Simone Natale [Loughborough]: There are no old media – rethinking technological change in public debates from Amazon to the BBC

When:
8 December 2016 @ 5:00 pm – 6:00 pm
2016-12-08T17:00:00+00:00
2016-12-08T18:00:00+00:00
Where:
Universtiy of Westminster (RS UG04)
Cost:
Free
Simone Natale [Loughborough]: There are no old media - rethinking technological change in public debates from Amazon to the BBC @ Universtiy of Westminster (RS UG04)

Simone Natale from Loughborough University presents: There Are No Old Media: Rethinking the Representation of Technological Change in Public Debates from Amazon to the BBC.

Public debates about the impact of digital and online technologies on the media industry often share a common interpretational framework: that what is at play is essentially an encounter between old and new media.

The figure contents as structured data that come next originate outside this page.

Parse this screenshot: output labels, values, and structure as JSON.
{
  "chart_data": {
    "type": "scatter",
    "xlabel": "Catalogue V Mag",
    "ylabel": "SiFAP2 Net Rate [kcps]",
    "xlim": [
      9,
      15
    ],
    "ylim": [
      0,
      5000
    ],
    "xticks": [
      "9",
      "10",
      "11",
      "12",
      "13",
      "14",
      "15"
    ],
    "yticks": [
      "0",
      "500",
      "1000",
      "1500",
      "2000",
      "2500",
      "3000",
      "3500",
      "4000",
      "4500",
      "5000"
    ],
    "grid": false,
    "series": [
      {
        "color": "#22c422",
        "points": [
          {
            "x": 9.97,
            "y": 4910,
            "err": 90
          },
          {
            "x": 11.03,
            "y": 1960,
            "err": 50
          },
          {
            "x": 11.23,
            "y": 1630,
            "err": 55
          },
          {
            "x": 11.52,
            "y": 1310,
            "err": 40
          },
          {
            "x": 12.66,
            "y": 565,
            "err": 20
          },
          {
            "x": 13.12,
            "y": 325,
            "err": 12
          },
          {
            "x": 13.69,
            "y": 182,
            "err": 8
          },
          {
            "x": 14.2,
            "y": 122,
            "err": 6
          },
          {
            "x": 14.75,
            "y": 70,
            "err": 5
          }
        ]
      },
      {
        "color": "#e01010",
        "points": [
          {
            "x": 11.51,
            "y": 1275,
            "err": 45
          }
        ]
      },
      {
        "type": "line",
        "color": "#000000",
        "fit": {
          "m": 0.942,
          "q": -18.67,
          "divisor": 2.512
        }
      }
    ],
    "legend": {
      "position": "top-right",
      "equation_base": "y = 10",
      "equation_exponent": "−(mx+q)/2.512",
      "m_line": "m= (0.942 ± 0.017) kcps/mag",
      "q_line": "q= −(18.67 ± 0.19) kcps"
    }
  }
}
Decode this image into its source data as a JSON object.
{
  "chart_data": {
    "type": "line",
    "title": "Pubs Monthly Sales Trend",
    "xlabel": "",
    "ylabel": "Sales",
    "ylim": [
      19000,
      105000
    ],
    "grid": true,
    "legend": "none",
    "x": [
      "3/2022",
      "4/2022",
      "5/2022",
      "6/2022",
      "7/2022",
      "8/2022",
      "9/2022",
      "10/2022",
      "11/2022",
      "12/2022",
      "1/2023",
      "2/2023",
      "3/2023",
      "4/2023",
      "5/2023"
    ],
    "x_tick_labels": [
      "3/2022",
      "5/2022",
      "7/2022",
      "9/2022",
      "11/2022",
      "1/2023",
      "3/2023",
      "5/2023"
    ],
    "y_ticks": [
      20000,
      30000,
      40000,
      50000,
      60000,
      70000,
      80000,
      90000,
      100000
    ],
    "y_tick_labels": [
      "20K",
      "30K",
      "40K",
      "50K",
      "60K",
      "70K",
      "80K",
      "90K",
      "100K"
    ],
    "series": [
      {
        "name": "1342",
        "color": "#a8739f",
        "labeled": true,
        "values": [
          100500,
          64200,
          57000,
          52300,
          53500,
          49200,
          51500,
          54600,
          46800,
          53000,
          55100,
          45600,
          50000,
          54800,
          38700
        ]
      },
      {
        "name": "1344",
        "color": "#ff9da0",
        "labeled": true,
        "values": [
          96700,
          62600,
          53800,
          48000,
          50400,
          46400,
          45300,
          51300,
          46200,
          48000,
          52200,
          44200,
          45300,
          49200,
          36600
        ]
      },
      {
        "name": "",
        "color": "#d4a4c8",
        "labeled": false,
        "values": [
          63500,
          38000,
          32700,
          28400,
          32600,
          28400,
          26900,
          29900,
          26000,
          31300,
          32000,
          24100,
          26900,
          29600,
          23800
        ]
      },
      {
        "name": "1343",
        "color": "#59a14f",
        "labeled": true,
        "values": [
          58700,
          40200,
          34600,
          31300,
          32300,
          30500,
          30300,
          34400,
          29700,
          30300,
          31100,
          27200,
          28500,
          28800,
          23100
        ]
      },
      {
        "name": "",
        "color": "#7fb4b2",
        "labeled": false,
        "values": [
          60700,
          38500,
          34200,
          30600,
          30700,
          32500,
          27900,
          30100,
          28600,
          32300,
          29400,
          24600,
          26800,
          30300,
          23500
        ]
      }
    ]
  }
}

Reports about litigations between Amazon and book publishers, for instance, underline the tension between the “old” book industry, on the one side, and the “new” business of Amazon, based on online commerce and e-books, on the other.

Similarly, the debate about the fate of the BBC is frequently depicted as a confrontation between the old world of television and the new world of Internet and new media. This lecture aims to show the problematic character of this vision, and how it limits, rather than advancing, our understanding of technological change in the contemporary world.

The talk argues that there is not such a thing as “old media”—or, to put it in more nuanced words, that we should refuse binary and progressive distinctions between old and new media in terms of artifacts, social use, and technology. Old and new media should instead be treated as relational concepts: not attributes characterizing media as such, but elements of how people perceive, imagine, and enter in relationship with them. Rhetoric, everyday experience, and emotions are key contexts where new ground can be found to redefine the concept of “old media.”

All seminars are free. Please register to attend on Eventbrite.

Biography:

Simone Natale is Lecturer in Communication and Media Studies at Loughborough University, UK.

His research focuses on the relationships between media and the imagination, on digital media and culture, and on media archaeology. He is the author of a monograph, Supernatural Entertainments: Victorian Spiritualism and the Rise of Modern Media Culture (Pennsylvania State University Press, 2016) and of articles published in some of the leading journals of his field, including the Journal of Communication, New Media and Society, Communication Theory, and Media, Culture and Society.